Terrence Malick und die Musik



Malick hat in seinen Filmen bereits mit sehr namhaften Komponisten zusammengearbeitet. Darunter fallen Ennio Morricone, Hans Zimmer und James Horner. Für sein fünftes großes Werk heuerte er nun Alexandre Desplat an. Diese Entscheidung ist so überraschend nicht, betrachtet man die musikalische Vielfalt, zu der Desplat in der Lage ist. Und etwas anderes kommt noch dazu. Malick holt aus seinen Mitarbeitern meist Dinge hervor, die man sonst von ihnen noch nie gesehen hat. Schauspieler spielen bei ihm plötzlich Rollen, die man von ihnen vorher nicht erwartet hätte und Komponisten komponieren, wie sie es vielleicht noch nie vorher taten.
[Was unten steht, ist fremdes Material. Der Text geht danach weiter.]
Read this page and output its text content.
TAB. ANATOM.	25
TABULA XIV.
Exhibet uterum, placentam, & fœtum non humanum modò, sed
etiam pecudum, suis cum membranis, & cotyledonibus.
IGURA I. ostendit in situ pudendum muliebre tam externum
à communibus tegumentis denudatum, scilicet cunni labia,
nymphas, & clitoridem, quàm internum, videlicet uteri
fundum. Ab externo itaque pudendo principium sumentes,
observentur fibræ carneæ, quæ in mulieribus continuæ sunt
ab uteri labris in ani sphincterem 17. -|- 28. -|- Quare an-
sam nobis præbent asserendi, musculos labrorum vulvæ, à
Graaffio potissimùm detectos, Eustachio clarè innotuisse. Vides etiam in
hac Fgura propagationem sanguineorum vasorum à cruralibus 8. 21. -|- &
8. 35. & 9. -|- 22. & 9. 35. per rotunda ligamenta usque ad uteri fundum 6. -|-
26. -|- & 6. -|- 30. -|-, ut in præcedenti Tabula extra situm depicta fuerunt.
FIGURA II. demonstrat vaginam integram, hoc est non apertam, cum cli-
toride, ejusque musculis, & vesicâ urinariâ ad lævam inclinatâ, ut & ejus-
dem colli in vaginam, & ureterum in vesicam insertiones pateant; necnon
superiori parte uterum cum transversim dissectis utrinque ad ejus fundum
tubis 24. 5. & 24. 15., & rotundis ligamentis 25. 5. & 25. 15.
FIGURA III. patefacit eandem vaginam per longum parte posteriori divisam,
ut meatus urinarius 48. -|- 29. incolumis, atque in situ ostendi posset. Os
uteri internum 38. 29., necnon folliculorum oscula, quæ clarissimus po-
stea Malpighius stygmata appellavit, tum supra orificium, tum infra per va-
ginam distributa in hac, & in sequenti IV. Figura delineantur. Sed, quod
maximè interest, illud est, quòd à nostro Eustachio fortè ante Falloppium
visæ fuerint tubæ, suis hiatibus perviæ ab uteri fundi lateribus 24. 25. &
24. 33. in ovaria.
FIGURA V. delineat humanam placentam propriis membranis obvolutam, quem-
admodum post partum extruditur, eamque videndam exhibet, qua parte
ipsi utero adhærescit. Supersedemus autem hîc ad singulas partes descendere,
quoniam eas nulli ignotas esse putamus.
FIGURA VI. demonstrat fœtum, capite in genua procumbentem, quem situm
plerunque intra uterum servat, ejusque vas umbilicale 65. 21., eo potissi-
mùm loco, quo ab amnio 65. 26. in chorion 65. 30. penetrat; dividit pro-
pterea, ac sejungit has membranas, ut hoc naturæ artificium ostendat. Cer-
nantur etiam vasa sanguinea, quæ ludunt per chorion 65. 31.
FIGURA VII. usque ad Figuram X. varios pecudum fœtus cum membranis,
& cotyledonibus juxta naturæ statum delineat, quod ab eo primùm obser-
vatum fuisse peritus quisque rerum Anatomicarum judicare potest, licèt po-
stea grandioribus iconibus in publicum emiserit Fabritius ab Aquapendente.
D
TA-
Und das gilt auch für diesen Film





Terrence Malick und Alexandre Desplat



Filmkomponisten, die mit Malick arbeiten, sind vermutlich abgestoßen und begeistert zugleich, was die Zusammenarbeit mit dem Regisseur angeht. Was beispielsweise sehr merkwürdig anmutet, ist, dass der Kompositionsprozess meist beginnt, bevor die Künstler wissen, wie der Film aussehen wird. Malick gibt also Stimmungen vor, die es zu vertonen gilt, sonst nicht viel. Normalerweise ist ein Film komplett geschnitten, bevor der Komponist ihn beginnt zu vertonen. Und die Zeit, die er dafür hat, ist meist sehr knapp. Durch Terrence Malicks Art des Filmemachens haben die Komponisten natürlich eine sehr große Freiheit, was ihre Kompositionen angeht. Sie müssen sich nicht an klare Zeitvorgaben halten, sondern können, für Filmmusik relativ unüblich, frei arbeiten. Der Nachteil dabei ist, dass sie allerdings auch nie wissen, welche Musik am Ende im Film landet und welche nicht. Malick ist berüchtigt dafür, dass er im Postproduktionsprozess gern und viel Musik herausschneidet und ersetzt, vornehmlich durch klassische Kompositionen. Das gilt auch in starkem Maße für The tree of life. Über weite Strecken des Films hört man Melodien, die auf dem Soundtrack-Album nicht zu finden sind. Da tummeln sich Mozart, Brahms, Bach und Smetana, während Desplats Musik eher hintergründig bleibt. Trotzdem äußerte sich bisher kein Komponist öffentlich negativ über Malick, sondern achtet und respektiert sein Werk und seine Vorgehensweisen.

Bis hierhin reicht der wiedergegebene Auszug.